Fóshuō Mílè lái shí jīng 佛說彌勒來時經
Sūtra Spoken by the Buddha at the Time of Maitreya’s Coming Translator unknown (失譯)
About the work
The Mílè lái shí jīng is a brief anonymous text describing the future coming of Maitreya. Unlike the other canonical Maitreya sūtras, it begins unusually with Śāriputra rather than Upāli or an assembly petition initiating the discourse. The Buddha describes the ideal future world: the continent Jāmbudvīpa expanding dramatically, five kinds of produce growing spontaneously, a cakravartin king Sēngluó 僧羅, a capital Jītóumò 雞頭末 with jeweled walls and twelve gates, and Maitreya’s birth in a brahmin family with the 32 great marks. Enlightenment occurs under the dragon-flower tree on the eighth day of the fourth month. The terse style and archaic vocabulary suggest an early composition. The Taishō notes the translator is unknown (失譯), catalogued under Eastern Jìn records.
Prefaces
No preface or translator colophon; the text is brief (less than one Taishō column). The Taishō annotation 失譯人名附東晉錄 places it in the Eastern Jìn (317–420) bibliographic records.
Abstract
The Mílè lái shí jīng (T457) is the briefest and most archaic-styled text in the canonical Maitreya cluster. Its phrasing and vocabulary suggest it may predate the more elaborate Mahāyāna versions (T453–T456), and it has been compared to Āgamic Maitreya passages.
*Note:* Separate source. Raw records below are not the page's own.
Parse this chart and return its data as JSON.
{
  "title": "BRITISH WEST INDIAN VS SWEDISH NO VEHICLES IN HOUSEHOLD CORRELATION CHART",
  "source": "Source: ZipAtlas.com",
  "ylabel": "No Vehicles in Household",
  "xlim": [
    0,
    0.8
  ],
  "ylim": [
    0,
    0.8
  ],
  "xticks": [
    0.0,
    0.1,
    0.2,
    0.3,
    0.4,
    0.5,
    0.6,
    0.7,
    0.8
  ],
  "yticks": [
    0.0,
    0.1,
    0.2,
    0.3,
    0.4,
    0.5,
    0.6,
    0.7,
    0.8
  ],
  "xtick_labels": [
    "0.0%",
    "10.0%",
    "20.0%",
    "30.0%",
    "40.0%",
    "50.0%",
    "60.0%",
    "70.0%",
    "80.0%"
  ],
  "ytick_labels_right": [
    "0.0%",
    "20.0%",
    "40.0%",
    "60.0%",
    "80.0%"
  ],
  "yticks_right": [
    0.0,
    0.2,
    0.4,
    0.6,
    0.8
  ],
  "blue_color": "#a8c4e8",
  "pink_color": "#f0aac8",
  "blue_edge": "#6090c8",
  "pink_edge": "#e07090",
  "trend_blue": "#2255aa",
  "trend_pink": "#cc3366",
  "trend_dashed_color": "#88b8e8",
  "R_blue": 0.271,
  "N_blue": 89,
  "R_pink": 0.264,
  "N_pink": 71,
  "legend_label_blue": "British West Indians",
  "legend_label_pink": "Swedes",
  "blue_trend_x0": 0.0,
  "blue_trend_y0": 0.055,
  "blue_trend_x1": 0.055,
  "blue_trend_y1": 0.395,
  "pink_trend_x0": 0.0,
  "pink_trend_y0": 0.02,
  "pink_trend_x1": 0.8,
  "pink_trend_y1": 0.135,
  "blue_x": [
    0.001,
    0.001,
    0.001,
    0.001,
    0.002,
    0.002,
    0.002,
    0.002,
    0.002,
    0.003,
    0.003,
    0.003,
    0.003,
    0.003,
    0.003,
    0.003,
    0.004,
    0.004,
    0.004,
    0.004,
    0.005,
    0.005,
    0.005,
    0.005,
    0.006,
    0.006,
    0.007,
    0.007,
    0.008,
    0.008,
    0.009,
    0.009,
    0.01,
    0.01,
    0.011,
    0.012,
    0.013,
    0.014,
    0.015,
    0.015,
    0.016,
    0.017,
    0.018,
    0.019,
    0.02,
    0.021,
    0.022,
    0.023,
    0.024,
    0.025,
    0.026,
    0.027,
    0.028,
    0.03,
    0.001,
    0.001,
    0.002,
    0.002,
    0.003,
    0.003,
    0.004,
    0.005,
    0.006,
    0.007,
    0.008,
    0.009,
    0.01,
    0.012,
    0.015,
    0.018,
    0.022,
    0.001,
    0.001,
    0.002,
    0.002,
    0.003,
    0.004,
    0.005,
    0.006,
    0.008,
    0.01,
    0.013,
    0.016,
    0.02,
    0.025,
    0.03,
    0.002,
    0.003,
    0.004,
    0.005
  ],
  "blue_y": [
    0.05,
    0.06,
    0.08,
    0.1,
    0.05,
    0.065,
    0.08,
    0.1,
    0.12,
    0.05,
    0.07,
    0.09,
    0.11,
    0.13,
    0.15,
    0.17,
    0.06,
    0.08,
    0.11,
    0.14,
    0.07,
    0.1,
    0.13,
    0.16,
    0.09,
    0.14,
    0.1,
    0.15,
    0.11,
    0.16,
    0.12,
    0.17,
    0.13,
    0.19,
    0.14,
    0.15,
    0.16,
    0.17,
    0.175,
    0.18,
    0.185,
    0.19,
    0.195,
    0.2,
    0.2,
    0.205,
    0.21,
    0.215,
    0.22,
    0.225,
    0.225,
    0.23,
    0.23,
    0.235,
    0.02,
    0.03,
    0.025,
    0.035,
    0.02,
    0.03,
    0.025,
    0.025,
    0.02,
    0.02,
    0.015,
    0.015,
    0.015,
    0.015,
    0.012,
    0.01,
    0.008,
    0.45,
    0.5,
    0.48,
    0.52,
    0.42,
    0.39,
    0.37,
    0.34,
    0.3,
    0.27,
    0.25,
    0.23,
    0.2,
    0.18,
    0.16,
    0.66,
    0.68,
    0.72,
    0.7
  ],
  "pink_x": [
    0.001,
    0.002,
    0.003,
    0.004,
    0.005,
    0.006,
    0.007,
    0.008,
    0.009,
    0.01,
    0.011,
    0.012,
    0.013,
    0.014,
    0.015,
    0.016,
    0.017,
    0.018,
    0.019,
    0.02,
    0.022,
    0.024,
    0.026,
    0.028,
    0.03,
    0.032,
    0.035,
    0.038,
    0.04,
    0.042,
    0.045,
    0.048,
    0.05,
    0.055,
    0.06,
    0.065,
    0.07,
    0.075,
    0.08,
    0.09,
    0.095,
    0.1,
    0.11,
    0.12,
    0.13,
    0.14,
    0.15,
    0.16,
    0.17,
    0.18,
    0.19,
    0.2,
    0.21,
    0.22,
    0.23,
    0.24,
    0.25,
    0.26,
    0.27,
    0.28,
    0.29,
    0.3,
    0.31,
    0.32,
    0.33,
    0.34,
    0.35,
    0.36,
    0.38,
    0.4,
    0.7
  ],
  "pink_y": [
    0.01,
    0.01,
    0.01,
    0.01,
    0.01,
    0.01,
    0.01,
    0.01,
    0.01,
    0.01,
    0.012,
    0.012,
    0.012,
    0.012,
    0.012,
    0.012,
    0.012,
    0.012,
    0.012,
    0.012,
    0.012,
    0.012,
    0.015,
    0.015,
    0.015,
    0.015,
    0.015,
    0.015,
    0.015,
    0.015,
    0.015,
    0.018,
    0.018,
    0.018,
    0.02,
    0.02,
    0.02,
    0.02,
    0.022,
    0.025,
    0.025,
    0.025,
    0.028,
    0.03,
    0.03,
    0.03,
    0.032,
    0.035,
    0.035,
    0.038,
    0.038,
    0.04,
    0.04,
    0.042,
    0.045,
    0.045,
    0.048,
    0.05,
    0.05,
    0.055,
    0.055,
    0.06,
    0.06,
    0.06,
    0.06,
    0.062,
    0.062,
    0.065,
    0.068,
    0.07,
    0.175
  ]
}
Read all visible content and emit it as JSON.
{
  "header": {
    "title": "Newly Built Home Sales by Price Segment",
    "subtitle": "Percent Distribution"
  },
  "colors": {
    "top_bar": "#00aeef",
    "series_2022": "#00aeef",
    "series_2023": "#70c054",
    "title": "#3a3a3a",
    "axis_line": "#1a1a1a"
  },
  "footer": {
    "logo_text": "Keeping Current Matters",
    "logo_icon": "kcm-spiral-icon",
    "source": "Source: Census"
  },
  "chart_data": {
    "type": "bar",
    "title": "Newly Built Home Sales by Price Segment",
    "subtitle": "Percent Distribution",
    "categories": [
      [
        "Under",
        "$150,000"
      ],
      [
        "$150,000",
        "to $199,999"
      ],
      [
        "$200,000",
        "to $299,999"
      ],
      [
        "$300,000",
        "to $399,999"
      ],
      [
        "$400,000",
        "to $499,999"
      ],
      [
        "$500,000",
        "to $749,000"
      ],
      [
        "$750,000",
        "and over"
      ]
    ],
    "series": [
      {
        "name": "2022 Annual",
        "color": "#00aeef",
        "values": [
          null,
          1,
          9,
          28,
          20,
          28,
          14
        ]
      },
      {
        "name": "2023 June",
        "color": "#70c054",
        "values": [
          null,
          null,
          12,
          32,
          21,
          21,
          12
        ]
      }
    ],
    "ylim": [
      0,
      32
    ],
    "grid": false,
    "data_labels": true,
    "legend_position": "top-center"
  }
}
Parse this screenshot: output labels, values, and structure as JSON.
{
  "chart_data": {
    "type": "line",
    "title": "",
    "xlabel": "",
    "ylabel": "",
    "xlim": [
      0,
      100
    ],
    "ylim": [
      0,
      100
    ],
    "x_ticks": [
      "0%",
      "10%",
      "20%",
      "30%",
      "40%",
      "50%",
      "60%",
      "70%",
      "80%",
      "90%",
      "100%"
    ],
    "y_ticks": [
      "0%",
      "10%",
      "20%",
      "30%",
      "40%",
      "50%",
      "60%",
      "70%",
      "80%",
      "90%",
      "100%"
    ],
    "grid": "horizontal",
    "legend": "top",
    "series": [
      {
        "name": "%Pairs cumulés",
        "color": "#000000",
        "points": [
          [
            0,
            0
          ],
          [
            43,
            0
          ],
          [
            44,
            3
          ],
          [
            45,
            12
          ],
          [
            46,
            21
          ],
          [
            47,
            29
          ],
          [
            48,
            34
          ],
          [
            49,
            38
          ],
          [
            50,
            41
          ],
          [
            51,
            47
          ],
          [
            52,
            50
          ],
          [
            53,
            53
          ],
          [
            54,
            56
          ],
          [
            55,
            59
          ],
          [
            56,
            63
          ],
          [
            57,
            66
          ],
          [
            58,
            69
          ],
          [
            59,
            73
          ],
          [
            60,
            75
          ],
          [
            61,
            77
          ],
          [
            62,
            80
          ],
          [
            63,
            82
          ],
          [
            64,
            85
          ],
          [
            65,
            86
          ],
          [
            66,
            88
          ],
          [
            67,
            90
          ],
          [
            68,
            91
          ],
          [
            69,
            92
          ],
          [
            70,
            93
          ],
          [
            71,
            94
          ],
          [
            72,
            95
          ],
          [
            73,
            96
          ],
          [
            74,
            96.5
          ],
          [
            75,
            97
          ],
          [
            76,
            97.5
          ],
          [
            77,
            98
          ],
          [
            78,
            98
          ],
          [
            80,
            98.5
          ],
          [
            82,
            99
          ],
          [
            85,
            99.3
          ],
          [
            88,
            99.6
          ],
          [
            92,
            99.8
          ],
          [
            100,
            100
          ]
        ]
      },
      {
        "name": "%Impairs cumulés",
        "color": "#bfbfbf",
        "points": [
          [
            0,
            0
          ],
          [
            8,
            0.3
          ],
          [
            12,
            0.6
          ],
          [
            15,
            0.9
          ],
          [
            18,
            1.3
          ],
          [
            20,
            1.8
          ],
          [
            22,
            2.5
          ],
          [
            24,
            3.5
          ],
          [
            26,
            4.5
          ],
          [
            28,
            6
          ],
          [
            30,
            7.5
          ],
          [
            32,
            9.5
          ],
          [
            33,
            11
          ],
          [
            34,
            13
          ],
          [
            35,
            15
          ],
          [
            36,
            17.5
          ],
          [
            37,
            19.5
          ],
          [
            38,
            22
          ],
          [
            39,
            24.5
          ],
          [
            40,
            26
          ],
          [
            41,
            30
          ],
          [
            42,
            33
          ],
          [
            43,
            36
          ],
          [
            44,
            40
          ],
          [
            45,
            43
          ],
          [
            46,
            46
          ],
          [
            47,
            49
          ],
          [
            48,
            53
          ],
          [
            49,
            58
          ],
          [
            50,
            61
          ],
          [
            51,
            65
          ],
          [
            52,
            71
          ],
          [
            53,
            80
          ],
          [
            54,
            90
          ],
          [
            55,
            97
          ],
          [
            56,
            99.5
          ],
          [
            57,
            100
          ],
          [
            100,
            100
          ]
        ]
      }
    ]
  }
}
Hayashiya Tomojirō (1945) dated it to the Western Jìn on linguistic grounds; its placement in “Eastern Jìn records” in the Taishō represents the cautious bibliographic tradition. The world described — Jāmbudvīpa expanding, a wheel-turning king, Maitreya’s birth and quick enlightenment — parallels the other descent sūtras, but in an abbreviated form that may represent an older recension or a Chinese précis. The first appearance in the catalogue record (Zhòngjīng mùlù by Jìngtài) dates to the early Táng (after 650 CE).
Translations and research
- Sponberg and Hardacre (eds.). Maitreya, the Future Buddha. CUP, 1988.